Re: Plan for /dev/ioasid RFC v2

From: Liu Yi L
Date: Wed Jun 16 2021 - 23:41:24 EST


Hi Alex,

On Wed, 16 Jun 2021 13:39:37 -0600, Alex Williamson wrote:

> On Wed, 16 Jun 2021 06:43:23 +0000
> "Tian, Kevin" <kevin.tian@xxxxxxxxx> wrote:
>
> > > From: Alex Williamson <alex.williamson@xxxxxxxxxx>
> > > Sent: Wednesday, June 16, 2021 12:12 AM
> > >
> > > On Tue, 15 Jun 2021 02:31:39 +0000
> > > "Tian, Kevin" <kevin.tian@xxxxxxxxx> wrote:
> > >
> > > > > From: Alex Williamson <alex.williamson@xxxxxxxxxx>
> > > > > Sent: Tuesday, June 15, 2021 12:28 AM
> > > > >
> > > > [...]
> > > > > > IOASID. Today the group fd requires an IOASID before it hands out a
> > > > > > device_fd. With iommu_fd the device_fd will not allow IOCTLs until it
> > > > > > has a blocked DMA IOASID and is successefully joined to an iommu_fd.
> > > > >
> > > > > Which is the root of my concern. Who owns ioctls to the device fd?
> > > > > It's my understanding this is a vfio provided file descriptor and it's
> > > > > therefore vfio's responsibility. A device-level IOASID interface
> > > > > therefore requires that vfio manage the group aspect of device access.
> > > > > AFAICT, that means that device access can therefore only begin when all
> > > > > devices for a given group are attached to the IOASID and must halt for
> > > > > all devices in the group if any device is ever detached from an IOASID,
> > > > > even temporarily.
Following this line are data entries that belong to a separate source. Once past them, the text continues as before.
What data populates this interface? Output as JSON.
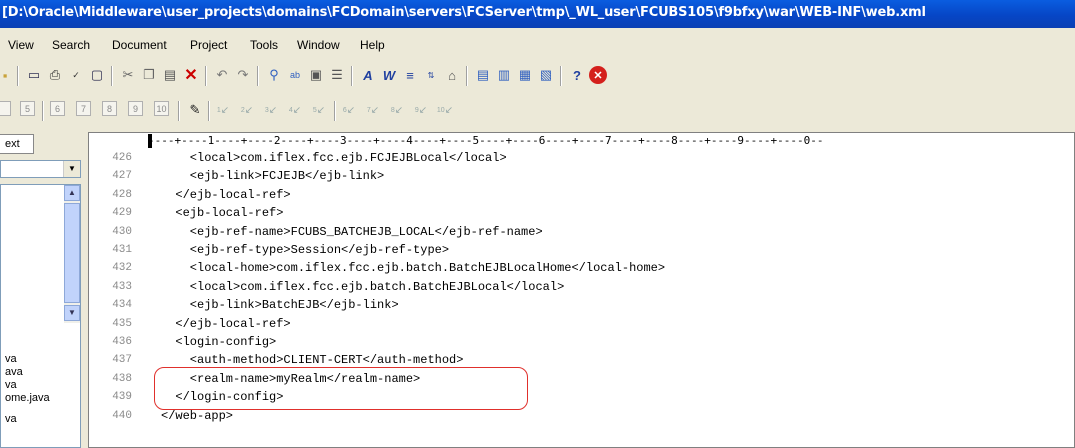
{
  "window": {
    "title": "[D:\\Oracle\\Middleware\\user_projects\\domains\\FCDomain\\servers\\FCServer\\tmp\\_WL_user\\FCUBS105\\f9bfxy\\war\\WEB-INF\\web.xml"
  },
  "menu": [
    "View",
    "Search",
    "Document",
    "Project",
    "Tools",
    "Window",
    "Help"
  ],
  "toolbar1": [
    {
      "icon": "folder-icon"
    },
    {
      "icon": "print-preview-icon"
    },
    {
      "icon": "print-icon"
    },
    {
      "icon": "spellcheck-icon"
    },
    {
      "icon": "page-icon"
    },
    {
      "icon": "cut-icon"
    },
    {
      "icon": "copy-icon"
    },
    {
      "icon": "paste-icon"
    },
    {
      "icon": "delete-icon"
    },
    {
      "icon": "undo-icon"
    },
    {
      "icon": "redo-icon"
    },
    {
      "icon": "find-icon"
    },
    {
      "icon": "replace-icon"
    },
    {
      "icon": "goto-icon"
    },
    {
      "icon": "indent-icon"
    },
    {
      "icon": "font-icon"
    },
    {
      "icon": "bold-font-icon"
    },
    {
      "icon": "wrap-icon"
    },
    {
      "icon": "sort-icon"
    },
    {
      "icon": "properties-icon"
    },
    {
      "icon": "view1-icon"
    },
    {
      "icon": "view2-icon"
    },
    {
      "icon": "view3-icon"
    },
    {
      "icon": "view4-icon"
    },
    {
      "icon": "help-icon"
    },
    {
      "icon": "close-icon"
    }
  ],
  "toolbar2": {
    "number_buttons": [
      "5",
      "6",
      "7",
      "8",
      "9",
      "10"
    ],
    "marker_labels": [
      "1",
      "2",
      "3",
      "4",
      "5",
      "6",
      "7",
      "8",
      "9",
      "10"
    ]
  },
  "left_panel": {
    "tab_label": "ext",
    "files": [
      "va",
      "ava",
      "va",
      "ome.java",
      "va"
    ]
  },
  "editor": {
    "ruler": "----+----1----+----2----+----3----+----4----+----5----+----6----+----7----+----8----+----9----+----0--",
    "lines": [
      {
        "no": "426",
        "text": "    <local>com.iflex.fcc.ejb.FCJEJBLocal</local>"
      },
      {
        "no": "427",
        "text": "    <ejb-link>FCJEJB</ejb-link>"
      },
      {
        "no": "428",
        "text": "  </ejb-local-ref>"
      },
      {
        "no": "429",
        "text": "  <ejb-local-ref>"
      },
      {
        "no": "430",
        "text": "    <ejb-ref-name>FCUBS_BATCHEJB_LOCAL</ejb-ref-name>"
      },
      {
        "no": "431",
        "text": "    <ejb-ref-type>Session</ejb-ref-type>"
      },
      {
        "no": "432",
        "text": "    <local-home>com.iflex.fcc.ejb.batch.BatchEJBLocalHome</local-home>"
      },
      {
        "no": "433",
        "text": "    <local>com.iflex.fcc.ejb.batch.BatchEJBLocal</local>"
      },
      {
        "no": "434",
        "text": "    <ejb-link>BatchEJB</ejb-link>"
      },
      {
        "no": "435",
        "text": "  </ejb-local-ref>"
      },
      {
        "no": "436",
        "text": "  <login-config>"
      },
      {
        "no": "437",
        "text": "    <auth-method>CLIENT-CERT</auth-method>"
      },
      {
        "no": "438",
        "text": "    <realm-name>myRealm</realm-name>"
      },
      {
        "no": "439",
        "text": "  </login-config>"
      },
      {
        "no": "440",
        "text": "</web-app>"
      }
    ]
  },
  "colors": {
    "highlight": "#e0302c",
    "titlebar": "#0646c6"
  }
}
That suggests a lot more oversight of the IOASIDs by
> > > > > vfio than I'd prefer.
> > > > >
> > > >
> > > > This is possibly the point that is worthy of more clarification and
> > > > alignment, as it sounds like the root of controversy here.
> > > >
> > > > I feel the goal of vfio group management is more about ownership, i.e.
> > > > all devices within a group must be assigned to a single user. Following
> > > > the three rules defined by Jason, what we really care is whether a group
> > > > of devices can be isolated from the rest of the world, i.e. no access to
> > > > memory/device outside of its security context and no access to its
> > > > security context from devices outside of this group. This can be achieved
> > > > as long as every device in the group is either in block-DMA state when
> > > > it's not attached to any security context or attached to an IOASID context
> > > > in IOMMU fd.
> > > >
> > > > As long as group-level isolation is satisfied, how devices within a group
> > > > are further managed is decided by the user (unattached, all attached to
> > > > same IOASID, attached to different IOASIDs) as long as the user
> > > > understands the implication of lacking of isolation within the group. This
> > > > is what a device-centric model comes to play. Misconfiguration just hurts
> > > > the user itself.
> > > >
> > > > If this rationale can be agreed, then I didn't see the point of having VFIO
> > > > to mandate all devices in the group must be attached/detached in
> > > > lockstep.
> > >
> > > In theory this sounds great, but there are still too many assumptions
> > > and too much hand waving about where isolation occurs for me to feel
> > > like I really have the complete picture. So let's walk through some
> > > examples. Please fill in and correct where I'm wrong.
> >
> > Thanks for putting these examples. They are helpful for clearing the
> > whole picture.
> >
> > Before filling in let's first align on what is the key difference between
> > current VFIO model and this new proposal. With this comparison we'll
> > know which of following questions are answered with existing VFIO
> > mechanism and which are handled differently.
> >
> > With Yi's help we figured out the current mechanism:
> >
> > 1) vfio_group_viable. The code comment explains the intention clearly:
> >
> > --
> > * A vfio group is viable for use by userspace if all devices are in
> > * one of the following states:
> > * - driver-less
> > * - bound to a vfio driver
> > * - bound to an otherwise allowed driver
> > * - a PCI interconnect device
> > --
> >
> > Note this check is not related to an IOMMU security context.
>
> Because this is a pre-requisite for imposing that IOMMU security
> context.
>
> > 2) vfio_iommu_group_notifier. When an IOMMU_GROUP_NOTIFY_
> > BOUND_DRIVER event is notified, vfio_group_viable is re-evaluated.
> > If the affected group was previously viable but now becomes not
> > viable, BUG_ON() as it implies that this device is bound to a non-vfio
> > driver which breaks the group isolation.
>
> This notifier action is conditional on there being users of devices
> within a secure group IOMMU context.
>
> > 3) vfio_group_get_device_fd. User can acquire a device fd only after
> > a) the group is viable;
> > b) the group is attached to a container;
> > c) iommu is set on the container (implying a security context
> > established);
>
> The order is actually b) a) c) but arguably b) is a no-op until:
>
> d) a device fd is provided to the user

Per the code in QEMU vfio_get_group(). The order is a) b) c). In
vfio_connect_container(), group is attached to a container.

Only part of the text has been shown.